Chronique de Pen Castel

 

 

 

Chapitre 7 : Les enfants

 

Lorsque la maison fut construite et opérationnelle nous avions 5 et 6 ans, mon frère et moi. Nos parents étaient très affairés à aménager les lieux. Mais nos priorités n’étaient, bien entendu, pas les mêmes. Nous cherchions des enfants de notre âge pour en faire des camarades de jeu. L’été c’était facile. Notre mère nous emmenait à la plage de Kerjouanno où nous trouvions toujours d’autres gamins prêts à se baigner ou à partager la construction d’un château de sable. Nous y accédions en traversant le village du même nom par une route qui se terminait sur une pointe rocheuse qui séparait en deux la longue plage qui va du Petit Mont à Saint Gildas. Aujourd’hui ces rochers servent de fondations au quartier des « Remparts de Kerjouanno ». Mais à l’époque les dernières maisons du village s’arrêtaient une bonne centaine de mètres avant la côte. À gauche des rochers, un étang d’eau saumâtre abritait des oiseaux qui n’étaient pas encore protégés. À droite un terrain sableux, parsemé de joncs de mer rendait toute construction illusoire, à l’exception d’un blockhaus à moitié enfoui dans le sable occupé par une famille nécessiteuse dont les enfants venaient parfois se mêler à nos jeux. Nous passions de longs après-midi à chercher les magnifiques coquillages violets et roses issus de la nacre des huitres dites « portugaises » patinée par deux ou trois saisons passées dans l’eau. Inutile d’en chercher aujourd’hui. Ces huitres portugaises ont été victimes d’un virus il y a une cinquantaine d’années et ont laissé la place aux plates puis aux japonaises dont la qualité de nacre est médiocre.
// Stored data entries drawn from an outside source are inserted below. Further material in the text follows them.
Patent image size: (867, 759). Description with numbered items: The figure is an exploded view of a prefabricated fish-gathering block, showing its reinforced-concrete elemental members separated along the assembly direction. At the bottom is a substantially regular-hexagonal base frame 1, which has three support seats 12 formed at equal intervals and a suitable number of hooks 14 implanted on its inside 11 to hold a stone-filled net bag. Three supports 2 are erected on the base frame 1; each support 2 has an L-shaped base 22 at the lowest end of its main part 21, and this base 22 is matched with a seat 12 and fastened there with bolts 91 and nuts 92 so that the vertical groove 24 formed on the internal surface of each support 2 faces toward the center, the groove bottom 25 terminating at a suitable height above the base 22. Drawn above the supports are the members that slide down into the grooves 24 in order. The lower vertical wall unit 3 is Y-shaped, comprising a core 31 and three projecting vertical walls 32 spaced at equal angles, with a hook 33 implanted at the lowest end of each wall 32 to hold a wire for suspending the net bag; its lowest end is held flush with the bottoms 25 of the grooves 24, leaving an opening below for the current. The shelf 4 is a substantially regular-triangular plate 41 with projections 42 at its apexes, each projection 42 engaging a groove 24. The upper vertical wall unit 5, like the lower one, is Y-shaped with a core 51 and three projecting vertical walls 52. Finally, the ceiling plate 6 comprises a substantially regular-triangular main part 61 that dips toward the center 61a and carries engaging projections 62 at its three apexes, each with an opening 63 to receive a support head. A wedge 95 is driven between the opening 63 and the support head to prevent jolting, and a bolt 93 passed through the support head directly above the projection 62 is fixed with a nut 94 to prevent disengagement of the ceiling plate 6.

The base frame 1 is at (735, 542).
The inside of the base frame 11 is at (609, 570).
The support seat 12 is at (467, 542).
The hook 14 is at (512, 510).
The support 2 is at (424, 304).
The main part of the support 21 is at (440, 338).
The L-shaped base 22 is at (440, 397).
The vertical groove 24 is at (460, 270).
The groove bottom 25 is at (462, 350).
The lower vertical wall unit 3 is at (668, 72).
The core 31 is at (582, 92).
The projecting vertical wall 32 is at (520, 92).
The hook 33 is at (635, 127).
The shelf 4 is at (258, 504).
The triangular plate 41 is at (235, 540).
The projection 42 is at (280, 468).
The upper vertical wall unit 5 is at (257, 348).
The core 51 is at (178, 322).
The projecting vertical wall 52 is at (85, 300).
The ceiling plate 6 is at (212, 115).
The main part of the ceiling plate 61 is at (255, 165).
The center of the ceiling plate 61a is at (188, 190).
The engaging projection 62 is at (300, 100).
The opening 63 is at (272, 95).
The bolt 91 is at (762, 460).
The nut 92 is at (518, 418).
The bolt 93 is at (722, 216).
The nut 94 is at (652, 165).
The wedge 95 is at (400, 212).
Lorsque le temps était incertain nous restions aux abords de la maison. En juillet et en août il arrivait que les petits enfants de nos voisins, les Mironneau, traversent la haie qui nous séparait pour venir jouer au ballon ou grimper aux arbres. Mais hors de l’été les enfants de vacanciers étaient peu nombreux et si nous ne voulions pas rester seuls nous devions chercher des copains parmi ceux qui étaient là à l’année : les enfants des natifs du coin.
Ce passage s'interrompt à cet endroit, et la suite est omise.